TECH NEWS – According to the terms of the licensing agreement, the two companies must pay a certain percentage of their sales revenue to the US government.
According to the Financial Times, Nvidia and AMD agreed to pay 15% of their sales revenue to the US government as part of an agreement with the Trump administration aimed at securing licenses to sell AI GPUs to China. In July, both companies received a reprieve from the government after their chip sales licenses were put on hold, and on Friday Reuters reported that Nvidia had received the licenses. Both companies have suffered revenue declines due to Chinese sales restrictions. The FT reports that the affected sales involve Nvidia’s H20 GPUs and AMD’s MI308 AI accelerators.
On Friday, the press reported, citing government sources, that the United States had begun issuing AI GPU export licenses to Nvidia after AMD’s CEO revealed in an interview that his company had not yet received approval. In its latest quarterly report, AMD reported a significant decline in operating revenue, which the company attributed in part to a decline in sales in China. Although Nvidia has begun issuing licenses, it is unclear whether AMD’s applications have progressed.

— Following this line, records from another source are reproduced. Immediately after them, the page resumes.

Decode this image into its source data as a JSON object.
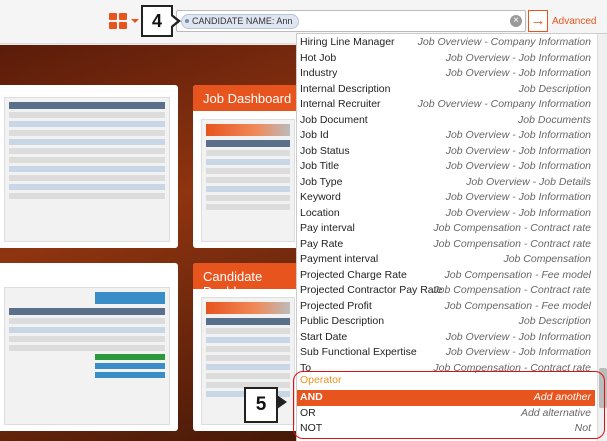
{
  "header": {
    "search": {
      "chip_field": "CANDIDATE NAME:",
      "chip_value": "Ann",
      "clear_symbol": "×",
      "go_symbol": "→"
    },
    "advanced_label": "Advanced",
    "icons": {
      "apps": "grid-icon",
      "go": "arrow-right-icon",
      "clear": "close-icon"
    }
  },
  "callouts": {
    "c4": "4",
    "c5": "5"
  },
  "cards": [
    {
      "title": ""
    },
    {
      "title": "Job Dashboard"
    },
    {
      "title": ""
    },
    {
      "title": "Candidate Dashb"
    }
  ],
  "dropdown": {
    "fields": [
      {
        "label": "Hiring Line Manager",
        "category": "Job Overview - Company Information"
      },
      {
        "label": "Hot Job",
        "category": "Job Overview - Job Information"
      },
      {
        "label": "Industry",
        "category": "Job Overview - Job Information"
      },
      {
        "label": "Internal Description",
        "category": "Job Description"
      },
      {
        "label": "Internal Recruiter",
        "category": "Job Overview - Company Information"
      },
      {
        "label": "Job Document",
        "category": "Job Documents"
      },
      {
        "label": "Job Id",
        "category": "Job Overview - Job Information"
      },
      {
        "label": "Job Status",
        "category": "Job Overview - Job Information"
      },
      {
        "label": "Job Title",
        "category": "Job Overview - Job Information"
      },
      {
        "label": "Job Type",
        "category": "Job Overview - Job Details"
      },
      {
        "label": "Keyword",
        "category": "Job Overview - Job Information"
      },
      {
        "label": "Location",
        "category": "Job Overview - Job Information"
      },
      {
        "label": "Pay interval",
        "category": "Job Compensation - Contract rate"
      },
      {
        "label": "Pay Rate",
        "category": "Job Compensation - Contract rate"
      },
      {
        "label": "Payment interval",
        "category": "Job Compensation"
      },
      {
        "label": "Projected Charge Rate",
        "category": "Job Compensation - Fee model"
      },
      {
        "label": "Projected Contractor Pay Rate",
        "category": "Job Compensation - Contract rate"
      },
      {
        "label": "Projected Profit",
        "category": "Job Compensation - Fee model"
      },
      {
        "label": "Public Description",
        "category": "Job Description"
      },
      {
        "label": "Start Date",
        "category": "Job Overview - Job Information"
      },
      {
        "label": "Sub Functional Expertise",
        "category": "Job Overview - Job Information"
      },
      {
        "label": "To",
        "category": "Job Compensation - Contract rate"
      }
    ],
    "operator_heading": "Operator",
    "operators": [
      {
        "label": "AND",
        "hint": "Add another",
        "selected": true
      },
      {
        "label": "OR",
        "hint": "Add alternative",
        "selected": false
      },
      {
        "label": "NOT",
        "hint": "Not",
        "selected": false
      }
    ]
  },
  "colors": {
    "accent": "#e8541e",
    "operator_heading": "#e8941e",
    "callout_border": "#222222",
    "highlight_border": "#dd1111"
  }
}
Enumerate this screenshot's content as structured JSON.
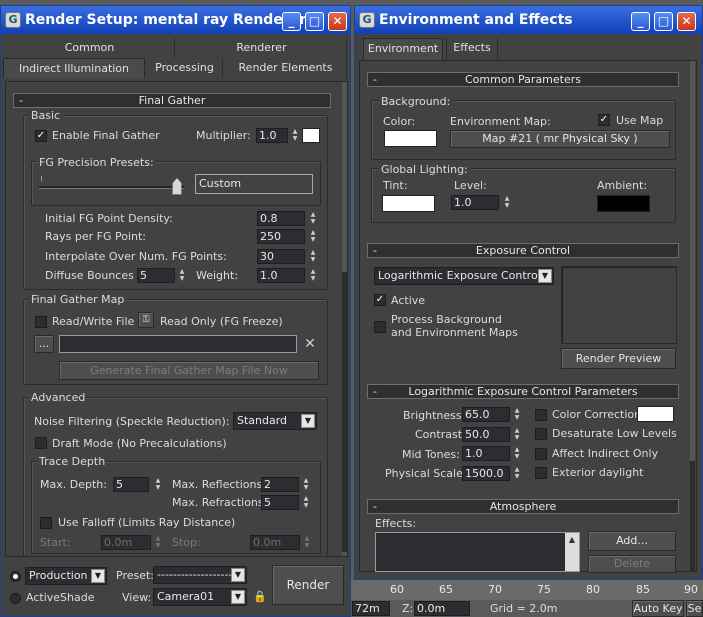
{
  "render_setup": {
    "title": "Render Setup: mental ray Renderer",
    "tabs": [
      "Common",
      "Renderer",
      "Indirect Illumination",
      "Processing",
      "Render Elements"
    ],
    "final_gather": {
      "header": "Final Gather",
      "basic_label": "Basic",
      "enable_label": "Enable Final Gather",
      "enable_checked": true,
      "multiplier_label": "Multiplier:",
      "multiplier_value": "1.0",
      "multiplier_color": "#ffffff",
      "presets_label": "FG Precision Presets:",
      "preset_value": "Custom",
      "preset_level": 1.0,
      "density_label": "Initial FG Point Density:",
      "density_value": "0.8",
      "rays_label": "Rays per FG Point:",
      "rays_value": "250",
      "interp_label": "Interpolate Over Num. FG Points:",
      "interp_value": "30",
      "bounces_label": "Diffuse Bounces",
      "bounces_value": "5",
      "weight_label": "Weight:",
      "weight_value": "1.0"
    },
    "fg_map": {
      "label": "Final Gather Map",
      "readwrite_label": "Read/Write File",
      "readonly_label": "Read Only (FG Freeze)",
      "browse_label": "...",
      "file_value": "",
      "generate_label": "Generate Final Gather Map File Now"
    },
    "advanced": {
      "label": "Advanced",
      "noise_label": "Noise Filtering (Speckle Reduction):",
      "noise_value": "Standard",
      "draft_label": "Draft Mode (No Precalculations)",
      "trace_label": "Trace Depth",
      "maxdepth_label": "Max. Depth:",
      "maxdepth_value": "5",
      "maxrefl_label": "Max. Reflections:",
      "maxrefl_value": "2",
      "maxrefr_label": "Max. Refractions:",
      "maxrefr_value": "5",
      "falloff_label": "Use Falloff (Limits Ray Distance)",
      "start_label": "Start:",
      "start_value": "0.0m",
      "stop_label": "Stop:",
      "stop_value": "0.0m"
    },
    "bottom": {
      "production_label": "Production",
      "activeshade_label": "ActiveShade",
      "preset_label": "Preset:",
      "preset_value": "--------------------",
      "view_label": "View:",
      "view_value": "Camera01",
      "render_label": "Render"
    }
  },
  "env_effects": {
    "title": "Environment and Effects",
    "tabs": [
      "Environment",
      "Effects"
    ],
    "common": {
      "header": "Common Parameters",
      "background_label": "Background:",
      "color_label": "Color:",
      "color_value": "#ffffff",
      "envmap_label": "Environment Map:",
      "usemap_label": "Use Map",
      "usemap_checked": true,
      "map_button": "Map #21  ( mr Physical Sky )",
      "global_label": "Global Lighting:",
      "tint_label": "Tint:",
      "tint_value": "#ffffff",
      "level_label": "Level:",
      "level_value": "1.0",
      "ambient_label": "Ambient:",
      "ambient_value": "#000000"
    },
    "exposure": {
      "header": "Exposure Control",
      "type_value": "Logarithmic Exposure Control",
      "active_label": "Active",
      "active_checked": true,
      "process_label_1": "Process Background",
      "process_label_2": "and Environment Maps",
      "preview_label": "Render Preview"
    },
    "log_params": {
      "header": "Logarithmic Exposure Control Parameters",
      "brightness_label": "Brightness:",
      "brightness_value": "65.0",
      "contrast_label": "Contrast:",
      "contrast_value": "50.0",
      "midtones_label": "Mid Tones:",
      "midtones_value": "1.0",
      "physscale_label": "Physical Scale:",
      "physscale_value": "1500.0",
      "colorcorr_label": "Color Correction:",
      "desat_label": "Desaturate Low Levels",
      "affect_label": "Affect Indirect Only",
      "exterior_label": "Exterior daylight"
    },
    "atmosphere": {
      "header": "Atmosphere",
      "effects_label": "Effects:",
      "add_label": "Add...",
      "delete_label": "Delete"
    }
  },
  "status": {
    "ruler": [
      "60",
      "65",
      "70",
      "75",
      "80",
      "85",
      "90"
    ],
    "left_value": "72m",
    "z_label": "Z:",
    "z_value": "0.0m",
    "grid_label": "Grid = 2.0m",
    "autokey_label": "Auto Key",
    "se_label": "Se"
  }
}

Before the sales restrictions affecting the H20 GPU, Nvidia earned $4.6 billion from GPU sales in the first quarter, with China accounting for 12.5% of the company’s total sales. In May, the company’s shares rose after Nvidia announced that the sales loss due to H20 restrictions was $1 billion less than expected. Global demand for Nvidia’s products and optimistic analyst estimates of long-term AI demand pushed its shares to record highs this year, making Nvidia the world’s most valuable company again after the disastrous DeepSeek sell-off in January.
According to the Financial Times, Nvidia and AMD have agreed to pay 15% of their revenue from chip sales in China to the U.S. government. However, sources do not clarify how the government will use the revenue, as it imposes tariffs on most of its trading partners to reduce the U.S. trade deficit. AMD did not respond to the FT’s request for comment, and Nvidia—while not confirming the levy—noted that it complies with U.S. government rules regarding participation in the global market. Trump could use the money from Chinese AI GPU sales to reduce the trade deficit or further stimulate U.S. chip manufacturing. The 15% commission that Nvidia will pay to the U.S. government could mean that the government will earn more than $2 billion in revenue from Chinese chip sales in 2025. AI GPUs have become a hot topic in U.S.–China trade negotiations, and the Chinese side is eager to see the restrictions lifted.
Beijing is interested in purchasing advanced high-bandwidth memory (HBM) chips, which are also subject to U.S. restrictions because they incorporate U.S. technology in their design and manufacture. HBM chips are key components of AI GPUs, which means that if future chips not approved for sale in China rely on HBM memory, they will be restricted by default even without new rules.